El resto de la mañana se me pasó envuelta en una nube de felicidad. Cuando por fin llegué a casa, me dirigí a mi habitación para dejar la cartera, y en eso estaba cuando sonó el teléfono. Era de la facultad, del departamento de FEMODP, lo sentían mucho pero había habido un error en las listas y mi nota no era un cinco como allí aparecía, sino que era un cuatro con cinco.

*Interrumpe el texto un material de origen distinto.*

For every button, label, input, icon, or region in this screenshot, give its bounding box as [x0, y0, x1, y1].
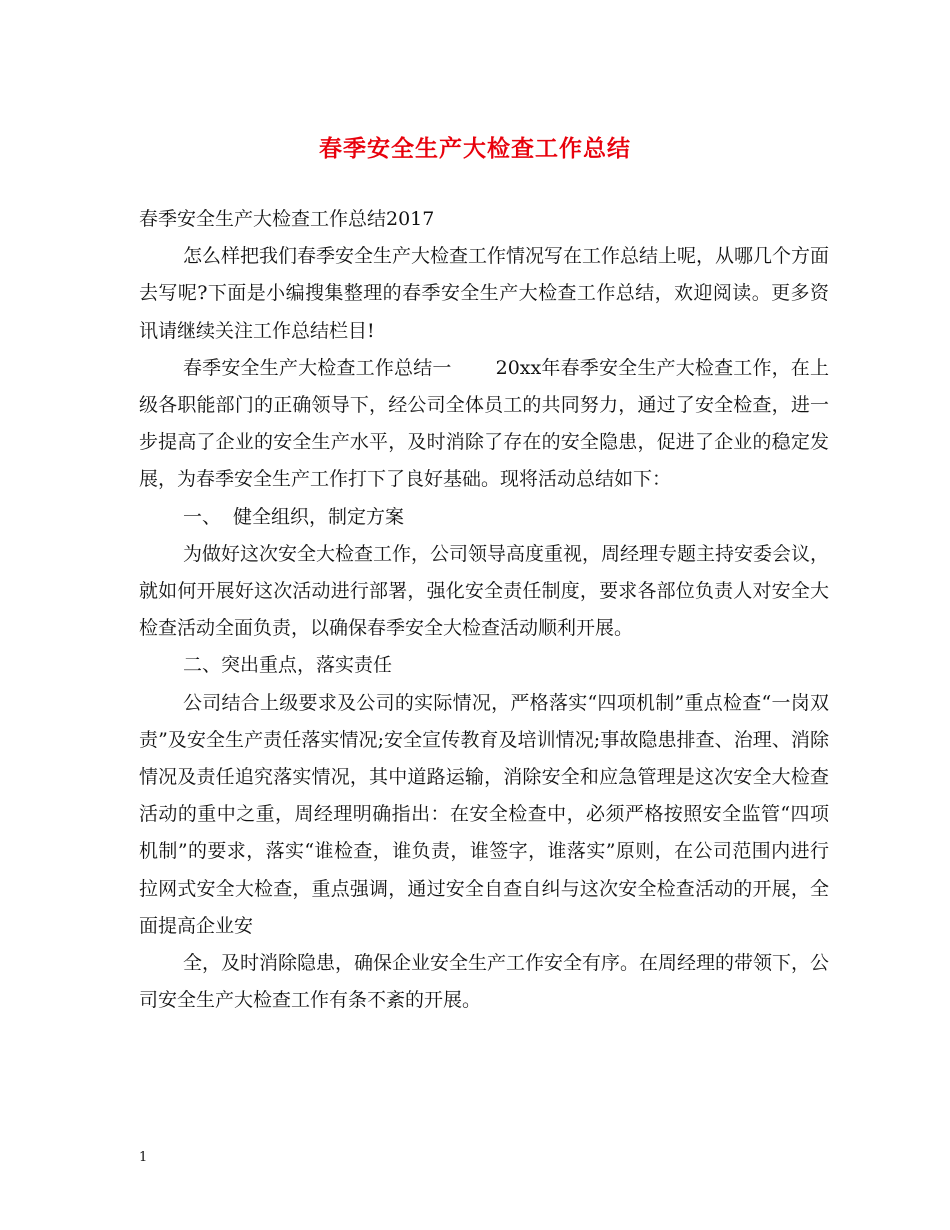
heading-one-text: 健全组织，制定方案: [233, 505, 405, 528]
heading-one-number: 一、: [183, 505, 222, 528]
document-subtitle: 春季安全生产大检查工作总结2017: [139, 208, 435, 230]
heading-one: [139, 499, 829, 536]
section-lead-text: 20xx年春季安全生产大检查工作，在上级各职能部门的正确领导下，经公司全体员工的共同努力，通过了安全检查，进一步提高了企业的安全生产水平，及时消除了存在的安全隐患，促进了企业的稳定发展，为春季安全生产工作打下了良好基础。现将活动总结如下：: [139, 356, 829, 491]
paragraph-three: 全，及时消除隐患，确保企业安全生产工作安全有序。在周经理的带领下，公司安全生产大检查工作有条不紊的开展。: [139, 952, 830, 1012]
document-title: 春季安全生产大检查工作总结: [319, 135, 631, 162]
paragraph-one: 为做好这次安全大检查工作，公司领导高度重视，周经理专题主持安委会议，就如何开展好这次活动进行部署，强化安全责任制度，要求各部位负责人对安全大检查活动全面负责，以确保春季安全大检查活动顺利开展。: [139, 542, 830, 640]
heading-two: 二、突出重点，落实责任: [183, 654, 393, 677]
section-lead-paragraph: [139, 350, 829, 499]
section-lead-label: 春季安全生产大检查工作总结一: [183, 356, 452, 379]
intro-paragraph: 怎么样把我们春季安全生产大检查工作情况写在工作总结上呢，从哪几个方面去写呢?下面是小编搜集整理的春季安全生产大检查工作总结，欢迎阅读。更多资讯请继续关注工作总结栏目!: [139, 245, 830, 342]
paragraph-two: 公司结合上级要求及公司的实际情况，严格落实“四项机制”重点检查“一岗双责”及安全生产责任落实情况;安全宣传教育及培训情况;事故隐患排查、治理、消除情况及责任追究落实情况，其中道路运输，消除安全和应急管理是这次安全大检查活动的重中之重，周经理明确指出：在安全检查中，必须严格按照安全监管“四项机制”的要求，落实“谁检查，谁负责，谁签字，谁落实”原则，在公司范围内进行拉网式安全大检查，重点强调，通过安全自查自纠与这次安全检查活动的开展，全面提高企业安: [139, 691, 829, 937]
page-number: 1: [139, 1150, 148, 1165]
document-body: [139, 201, 829, 1019]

La revisión sería el miércoles de la semana siguiente.

¿Habéis visto ese anuncio de televisión de la MasterCard, en el que sale un niño con una camiseta de un equipo y unas botas de futbolista, al que luego su padre lleva a ver un partido y cuando entran al estadio dicen “La ilusión de ver a su equipo favorito... no tiene precio” ?, bueno ,pues por un segundo consideré la posibilidad de denunciar al departamento por causar graves daños emocionales pero solo colgué el teléfono y me puse a llorar desconsoladamente.


La pesadilla continúa.
En momentos como éste entiendo porque mi padre siempre dice que la vida es como ir de viaje por una carretera secundaria en la que los baches y socavones están a la orden del día y en la que sabes que tarde o temprano te la vas a pegar aunque nunca sabes cuando. Si bien es verdad que mi padre es un tanto pesimista, así era como me sentí yo al enterarme de la distancia entre mi primera nota y mi nota real. Esas efímeras cinco décimas suponían la diferencia entre el más puro gozo y la más honda desesperación y lo que es peor parecían completamente insalvables. Además eran el motivo por el que yo estaba en el pasillo esperando para la revisión, con un tres no me habría planteado acudir, pero con un cuatro y medio estaba obligada. Recuerdo que cuando era pequeña tenía un libro de fábulas que me encantaba, sobre todo por los dibujos, pobre cigala ¿verdad?...en fin creo que si esta historia tuviese moraleja debería ser algo del tipo: Si no eres capaz de llegar al cinco, hazte un favor y no pases del dos
.
Por fin llegó mi turno y con paso vacilante, entré en territorio enemigo. Como suele pasar el profesor que yo conocía había corregido el único ejercicio en el que no podía reclamar nada, y uno tras otro, los demás me fueron explicando muy amablemente que debido a la burrada tal, que solo una boba como yo habría puesto, les era imposible subirme nada, “es más”, me dijo la profesora que había corregido el ejercicio tres, “debería bajarte algo porque te he puesto más nota de la que te mereces”. Sentí ganas de decirle que adelante, total a mi me daba lo mismo suspender con un cuatro que con un cuatro y medio, pero me mordí la lengua porque el profesor del ejercicio uno, me había dicho que a lo mejor en la reunión de evaluación tal vez podrían subirme algo mirando el examen de forma conjunta, así que con esa pequeña esperanza me fui. Al día siguiente salían las notas de las revisiones, esta vez esperé a que la marabunta humana se dispersase un poco y por fin me acerqué a mirar.